Social media, as it currently exists, seems to help foster this kind of positive growth in some ways. It has, on many occasions, helped us all develop greater empathy by exposing us to new perspectives and ideas (and I think it is clear it has done so already — most recently in giving voice and exposure to movements like #BlackOnCampus), which I think is key in creating more understanding across and making both the country and the world a better place.

Conversely, social media has a side that could lead us into a more deeply divided, curated world, with segmented communities who don’t understand enough about one another to respect the out-group (this mentality is well-documented, and basically explains the current state of American politics) and therefore attack one another and create more friction.

It is up to us to choose which path will be ours down the road.

Social Media’s meaning is:

both what we make of it, and what it makes of us.

The Twitter bird becomes a monster in Stromae’s video for “Carmen.”

We are both stakeholders and products of its impact on our communities and ourselves.

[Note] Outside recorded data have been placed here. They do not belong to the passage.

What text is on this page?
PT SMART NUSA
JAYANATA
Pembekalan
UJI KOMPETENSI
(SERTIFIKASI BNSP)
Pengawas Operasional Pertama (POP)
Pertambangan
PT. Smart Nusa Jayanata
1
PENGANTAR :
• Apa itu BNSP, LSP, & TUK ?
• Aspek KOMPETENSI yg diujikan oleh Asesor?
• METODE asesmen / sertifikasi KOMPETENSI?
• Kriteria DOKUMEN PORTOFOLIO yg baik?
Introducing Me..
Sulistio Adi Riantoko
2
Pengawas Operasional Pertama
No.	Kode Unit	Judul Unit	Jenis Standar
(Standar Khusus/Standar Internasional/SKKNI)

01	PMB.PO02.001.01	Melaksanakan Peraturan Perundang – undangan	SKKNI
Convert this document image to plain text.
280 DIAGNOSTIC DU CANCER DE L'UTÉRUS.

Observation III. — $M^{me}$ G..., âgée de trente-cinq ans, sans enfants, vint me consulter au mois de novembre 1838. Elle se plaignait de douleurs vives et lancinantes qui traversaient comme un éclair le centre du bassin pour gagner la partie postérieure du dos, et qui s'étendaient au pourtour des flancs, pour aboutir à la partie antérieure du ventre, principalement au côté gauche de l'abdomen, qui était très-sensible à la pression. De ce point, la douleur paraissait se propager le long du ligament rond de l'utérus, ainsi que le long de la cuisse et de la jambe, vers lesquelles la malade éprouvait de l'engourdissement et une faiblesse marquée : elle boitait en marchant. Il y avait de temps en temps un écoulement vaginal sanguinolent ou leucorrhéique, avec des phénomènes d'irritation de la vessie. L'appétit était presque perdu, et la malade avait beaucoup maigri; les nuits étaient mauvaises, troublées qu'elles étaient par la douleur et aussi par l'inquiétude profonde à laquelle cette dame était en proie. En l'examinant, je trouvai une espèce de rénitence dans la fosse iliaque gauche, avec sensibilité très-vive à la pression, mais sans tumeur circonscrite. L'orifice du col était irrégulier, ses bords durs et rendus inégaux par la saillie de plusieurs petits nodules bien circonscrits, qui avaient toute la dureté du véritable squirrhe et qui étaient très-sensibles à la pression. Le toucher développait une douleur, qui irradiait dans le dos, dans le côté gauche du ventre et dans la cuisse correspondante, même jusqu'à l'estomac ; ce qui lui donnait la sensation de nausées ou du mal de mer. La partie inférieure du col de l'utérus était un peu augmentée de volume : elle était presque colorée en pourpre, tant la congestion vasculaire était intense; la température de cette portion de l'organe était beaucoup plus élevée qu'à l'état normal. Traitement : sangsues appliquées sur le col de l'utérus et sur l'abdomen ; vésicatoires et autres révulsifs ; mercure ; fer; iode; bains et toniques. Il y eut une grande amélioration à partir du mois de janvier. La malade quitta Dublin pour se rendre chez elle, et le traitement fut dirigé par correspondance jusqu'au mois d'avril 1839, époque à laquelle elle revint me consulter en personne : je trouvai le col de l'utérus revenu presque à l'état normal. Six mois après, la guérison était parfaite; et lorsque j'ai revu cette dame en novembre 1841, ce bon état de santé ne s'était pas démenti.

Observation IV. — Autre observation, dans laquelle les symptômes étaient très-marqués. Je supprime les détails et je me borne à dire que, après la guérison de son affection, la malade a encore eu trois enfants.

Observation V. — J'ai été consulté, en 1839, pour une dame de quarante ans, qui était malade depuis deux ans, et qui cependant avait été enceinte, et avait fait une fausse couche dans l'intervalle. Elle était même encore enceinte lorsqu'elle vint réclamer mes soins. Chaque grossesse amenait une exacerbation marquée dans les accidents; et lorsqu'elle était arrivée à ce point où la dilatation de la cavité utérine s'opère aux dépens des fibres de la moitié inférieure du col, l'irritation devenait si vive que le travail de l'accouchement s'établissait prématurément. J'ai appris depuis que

Our project is to ensure that we avoid the potentially disastrous pitfalls and dangerous tribalism that it can produce, and work to create a positive community in this digital world that can foster positive change in our culture, society, politics, and daily lives.

Social media is undoubtedly a technology with a lot of potential. Whether it reaches that potential, positive or negative, will depend a lot upon us as users and all the other de-facto stakeholders in the digital realm. I believe that this also is reflective of the real world. We are all de-facto stakeholders (like it or not) in humanity’s future, by virtue of existence. What we become will be what we make of what we have been given.